Most people are a little grossed out by the prospect of using another person’s toothbrush, and with good reason. Our mouths are chock-full of bacteria that could easily be transferred via the bristles of a toothbrush. Still, people who are intimate swap plenty of germs through kissing, sharing food, or even holding hands, among other activities. What’s the big deal? Is sharing a
toothbrush really that much worse?
Maybe not, but it definitely could be, and that’s a risk you might not want to take, especially considering toothbrushes are so inexpensive and easy to obtain. What should you do if you’re spending the night at someone’s house and you don’t have a toothbrush? If you truly value your health, just floss and rinse and save the brushing for the following day when you have your own toothbrush handy.
Sharing a toothbrush may be a sign that you’re comfortable with another person, but are you comfortable with getting colds, cavities, or communicable diseases? If not, here’s what you should know about the dangers of sharing a toothbrush.
Yes, you can share plenty of germs in a variety of ways when you’re in an intimate relationship, but you can also take precautions, such as washing your hands and of course, brushing your teeth. When you share a toothbrush, there’s no barrier against the transfer of bacteria, which can cling to the bristles and be transferred to the next mouth.

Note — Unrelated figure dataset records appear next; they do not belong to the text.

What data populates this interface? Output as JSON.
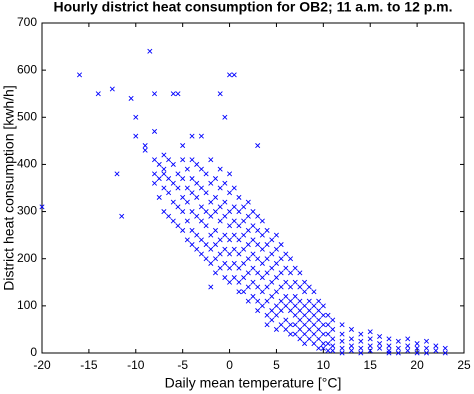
{
  "chart_data": {
    "type": "scatter",
    "title": "Hourly district heat consumption for OB2; 11 a.m. to 12 p.m.",
    "x_label": "Daily mean temperature [°C]",
    "y_label": "District heat consumption [kwh/h]",
    "xlim": [
      -20,
      25
    ],
    "ylim": [
      0,
      700
    ],
    "xticks": [
      -20,
      -15,
      -10,
      -5,
      0,
      5,
      10,
      15,
      20,
      25
    ],
    "yticks": [
      0,
      100,
      200,
      300,
      400,
      500,
      600,
      700
    ],
    "grid": false,
    "series": [
      {
        "color": "#0000ff",
        "marker": "x",
        "x": [
          -20,
          -16,
          -14,
          -12.5,
          -11.5,
          -12,
          -10.5,
          -10,
          -10,
          -9,
          -8.5,
          -8,
          -8,
          -7,
          -6,
          -5.5,
          -5,
          -4,
          -3,
          -2,
          -1,
          0,
          0.5,
          -0.5,
          3,
          -7,
          -9,
          -8,
          -8,
          -8,
          -7.5,
          -7.5,
          -7.5,
          -7,
          -7,
          -7,
          -6.5,
          -6.5,
          -6.5,
          -6.5,
          -6,
          -6,
          -6,
          -6,
          -5.5,
          -5.5,
          -5.5,
          -5.5,
          -5,
          -5,
          -5,
          -5,
          -5,
          -4.5,
          -4.5,
          -4.5,
          -4.5,
          -4.5,
          -4,
          -4,
          -4,
          -4,
          -4,
          -4,
          -3.5,
          -3.5,
          -3.5,
          -3.5,
          -3.5,
          -3.5,
          -3,
          -3,
          -3,
          -3,
          -3,
          -3,
          -2.5,
          -2.5,
          -2.5,
          -2.5,
          -2.5,
          -2.5,
          -2,
          -2,
          -2,
          -2,
          -2,
          -2,
          -2,
          -1.5,
          -1.5,
          -1.5,
          -1.5,
          -1.5,
          -1.5,
          -1.5,
          -1,
          -1,
          -1,
          -1,
          -1,
          -1,
          -1,
          -0.5,
          -0.5,
          -0.5,
          -0.5,
          -0.5,
          -0.5,
          -0.5,
          0,
          0,
          0,
          0,
          0,
          0,
          0,
          0,
          0.5,
          0.5,
          0.5,
          0.5,
          0.5,
          0.5,
          0.5,
          1,
          1,
          1,
          1,
          1,
          1,
          1,
          1,
          1.5,
          1.5,
          1.5,
          1.5,
          1.5,
          1.5,
          1.5,
          2,
          2,
          2,
          2,
          2,
          2,
          2,
          2,
          2.5,
          2.5,
          2.5,
          2.5,
          2.5,
          2.5,
          2.5,
          3,
          3,
          3,
          3,
          3,
          3,
          3,
          3,
          3.5,
          3.5,
          3.5,
          3.5,
          3.5,
          3.5,
          3.5,
          4,
          4,
          4,
          4,
          4,
          4,
          4,
          4,
          4.5,
          4.5,
          4.5,
          4.5,
          4.5,
          4.5,
          4.5,
          5,
          5,
          5,
          5,
          5,
          5,
          5,
          5,
          5.5,
          5.5,
          5.5,
          5.5,
          5.5,
          5.5,
          5.5,
          6,
          6,
          6,
          6,
          6,
          6,
          6,
          6.5,
          6.5,
          6.5,
          6.5,
          6.5,
          6.5,
          6.5,
          7,
          7,
          7,
          7,
          7,
          7,
          7,
          7.5,
          7.5,
          7.5,
          7.5,
          7.5,
          7.5,
          7.5,
          8,
          8,
          8,
          8,
          8,
          8,
          8,
          8.5,
          8.5,
          8.5,
          8.5,
          8.5,
          8.5,
          9,
          9,
          9,
          9,
          9,
          9,
          9.5,
          9.5,
          9.5,
          9.5,
          9.5,
          9.5,
          10,
          10,
          10,
          10,
          10,
          10,
          10.5,
          10.5,
          10.5,
          10.5,
          10.5,
          11,
          11,
          11,
          11,
          11,
          12,
          12,
          12,
          12,
          12,
          13,
          13,
          13,
          13,
          14,
          14,
          14,
          14,
          15,
          15,
          15,
          15,
          16,
          16,
          16,
          17,
          17,
          17,
          17,
          18,
          18,
          18,
          19,
          19,
          19,
          20,
          20,
          20,
          21,
          21,
          21,
          22,
          22,
          23,
          23
        ],
        "y": [
          310,
          590,
          550,
          560,
          290,
          380,
          540,
          500,
          460,
          440,
          640,
          550,
          470,
          380,
          550,
          550,
          440,
          460,
          460,
          140,
          550,
          590,
          590,
          500,
          440,
          420,
          430,
          410,
          380,
          360,
          400,
          370,
          330,
          390,
          350,
          300,
          410,
          370,
          340,
          290,
          400,
          360,
          320,
          280,
          380,
          350,
          310,
          270,
          410,
          370,
          330,
          300,
          260,
          390,
          350,
          320,
          280,
          240,
          410,
          370,
          340,
          300,
          260,
          230,
          400,
          360,
          330,
          290,
          250,
          220,
          390,
          350,
          310,
          280,
          240,
          210,
          380,
          340,
          300,
          270,
          230,
          200,
          410,
          360,
          320,
          290,
          250,
          220,
          190,
          370,
          330,
          300,
          260,
          230,
          200,
          170,
          390,
          350,
          310,
          280,
          240,
          210,
          180,
          360,
          320,
          290,
          250,
          220,
          190,
          160,
          380,
          340,
          300,
          270,
          240,
          210,
          180,
          150,
          350,
          310,
          280,
          250,
          220,
          190,
          160,
          330,
          300,
          270,
          240,
          210,
          180,
          150,
          130,
          310,
          280,
          250,
          220,
          190,
          160,
          130,
          320,
          290,
          260,
          230,
          200,
          170,
          140,
          110,
          300,
          270,
          240,
          210,
          180,
          150,
          120,
          290,
          260,
          230,
          200,
          170,
          140,
          110,
          90,
          280,
          250,
          220,
          190,
          160,
          130,
          100,
          260,
          230,
          200,
          170,
          140,
          110,
          80,
          60,
          240,
          210,
          180,
          150,
          120,
          90,
          70,
          250,
          220,
          190,
          160,
          130,
          100,
          80,
          50,
          230,
          200,
          170,
          140,
          110,
          90,
          60,
          210,
          180,
          150,
          120,
          100,
          70,
          50,
          200,
          170,
          140,
          110,
          90,
          60,
          40,
          180,
          150,
          120,
          100,
          80,
          60,
          40,
          170,
          140,
          110,
          90,
          70,
          50,
          30,
          150,
          130,
          100,
          80,
          60,
          40,
          20,
          140,
          110,
          90,
          70,
          50,
          30,
          130,
          100,
          80,
          60,
          40,
          20,
          110,
          90,
          70,
          50,
          30,
          10,
          100,
          80,
          60,
          40,
          20,
          10,
          80,
          60,
          40,
          20,
          5,
          70,
          50,
          30,
          15,
          5,
          60,
          40,
          25,
          10,
          0,
          50,
          30,
          15,
          5,
          40,
          25,
          10,
          0,
          45,
          30,
          15,
          5,
          35,
          20,
          10,
          30,
          15,
          5,
          0,
          25,
          10,
          0,
          30,
          15,
          5,
          20,
          10,
          0,
          25,
          10,
          0,
          15,
          5,
          10,
          0
        ]
      }
    ]
  }
}
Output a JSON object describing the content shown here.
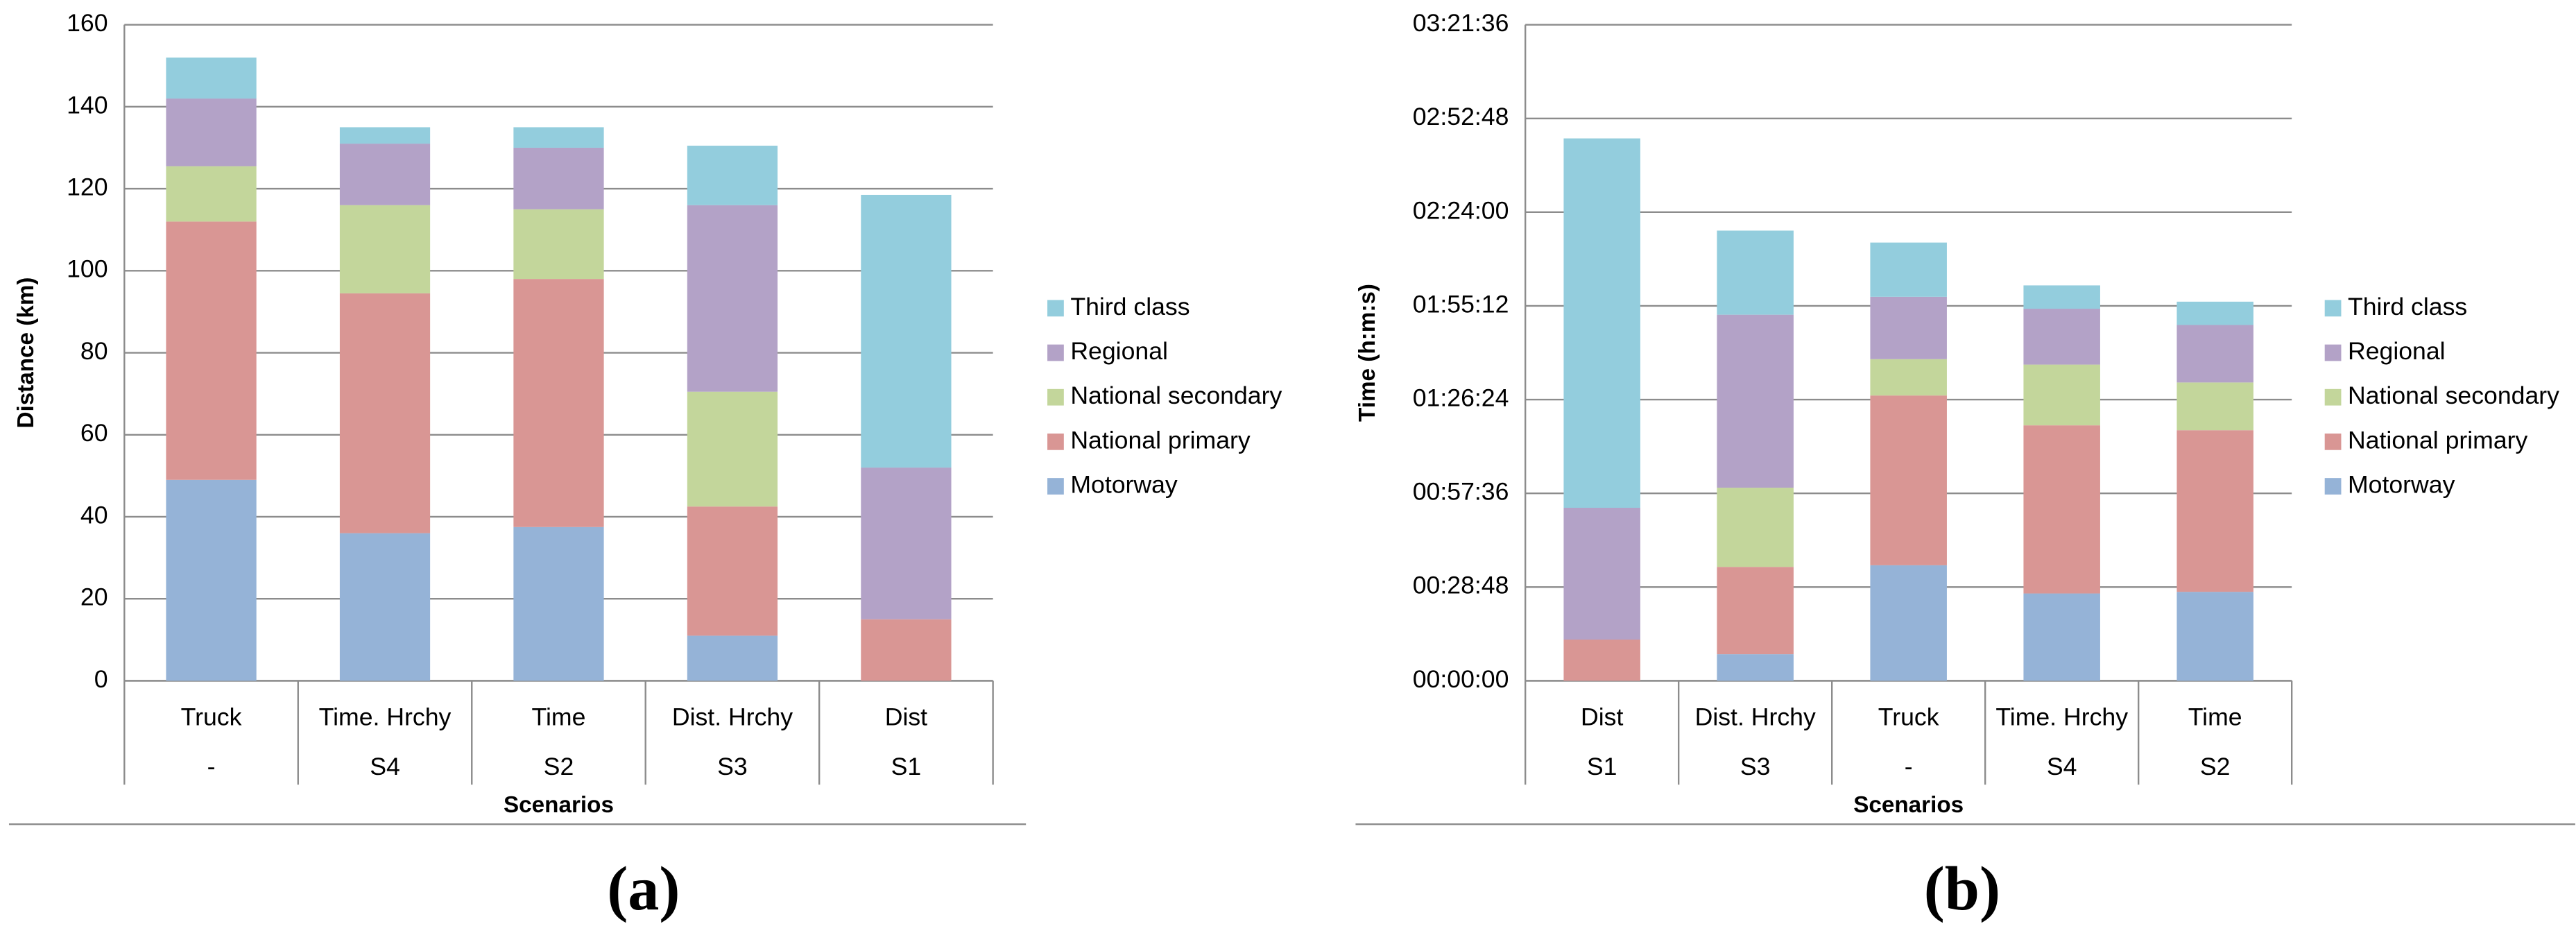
{
  "chart_data": [
    {
      "type": "stacked-bar",
      "label": "(a)",
      "y_label": "Distance (km)",
      "x_label": "Scenarios",
      "categories": [
        "Truck",
        "Time. Hrchy",
        "Time",
        "Dist. Hrchy",
        "Dist"
      ],
      "groups": [
        "-",
        "S4",
        "S2",
        "S3",
        "S1"
      ],
      "ylim": [
        0,
        160
      ],
      "yticks": [
        0,
        20,
        40,
        60,
        80,
        100,
        120,
        140,
        160
      ],
      "grid": true,
      "series": [
        {
          "name": "Motorway",
          "color": "#95b3d7",
          "values": [
            49,
            36,
            37.5,
            11,
            0
          ]
        },
        {
          "name": "National primary",
          "color": "#d99694",
          "values": [
            63,
            58.5,
            60.5,
            31.5,
            15
          ]
        },
        {
          "name": "National secondary",
          "color": "#c3d69b",
          "values": [
            13.5,
            21.5,
            17,
            28,
            0
          ]
        },
        {
          "name": "Regional",
          "color": "#b3a2c7",
          "values": [
            16.5,
            15,
            15,
            45.5,
            37
          ]
        },
        {
          "name": "Third class",
          "color": "#93cddd",
          "values": [
            10,
            4,
            5,
            14.5,
            66.5
          ]
        }
      ]
    },
    {
      "type": "stacked-bar",
      "label": "(b)",
      "y_label": "Time (h:m:s)",
      "x_label": "Scenarios",
      "categories": [
        "Dist",
        "Dist. Hrchy",
        "Truck",
        "Time. Hrchy",
        "Time"
      ],
      "groups": [
        "S1",
        "S3",
        "-",
        "S4",
        "S2"
      ],
      "ylim": [
        0,
        12096
      ],
      "yticks": [
        {
          "value": 0,
          "label": "00:00:00"
        },
        {
          "value": 1728,
          "label": "00:28:48"
        },
        {
          "value": 3456,
          "label": "00:57:36"
        },
        {
          "value": 5184,
          "label": "01:26:24"
        },
        {
          "value": 6912,
          "label": "01:55:12"
        },
        {
          "value": 8640,
          "label": "02:24:00"
        },
        {
          "value": 10368,
          "label": "02:52:48"
        },
        {
          "value": 12096,
          "label": "03:21:36"
        }
      ],
      "grid": true,
      "series": [
        {
          "name": "Motorway",
          "color": "#95b3d7",
          "values": [
            0,
            490,
            2130,
            1610,
            1640
          ]
        },
        {
          "name": "National primary",
          "color": "#d99694",
          "values": [
            760,
            1610,
            3130,
            3100,
            2980
          ]
        },
        {
          "name": "National secondary",
          "color": "#c3d69b",
          "values": [
            0,
            1460,
            670,
            1120,
            880
          ]
        },
        {
          "name": "Regional",
          "color": "#b3a2c7",
          "values": [
            2430,
            3190,
            1150,
            1030,
            1060
          ]
        },
        {
          "name": "Third class",
          "color": "#93cddd",
          "values": [
            6810,
            1550,
            1000,
            430,
            430
          ]
        }
      ]
    }
  ]
}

In case you didn’t know, this could lead to some serious side effects. Not only can you transfer cold germs, but you could also share bacteria known to cause cavities and periodontal diseases. Bet you didn’t think you could get cavities from sharing a toothbrush, but contagious bacteria responsible for tooth decay can easily be transferred from one mouth to the next when sharing a toothbrush.
The bigger concern is actually the potential for sharing bloodborne diseases like hepatitis or HIV. Even if you use soft bristles and avoid vigorous brushing, it’s possible for gums or other soft tissues to bleed during brushing. If one of you has a bloodborne pathogen, it can easily transfer from one bloodstream to another in this manner.
You might not think sharing a toothbrush once in a while is a big deal, but it will definitely become a problem if you contract hepatitis, just for example. Going without brushing once won’t really hurt your oral health, whereas sharing a toothbrush just once, under specific circumstances, could cause major problems. In other words, sharing a toothbrush is a bad idea, and something to be avoided.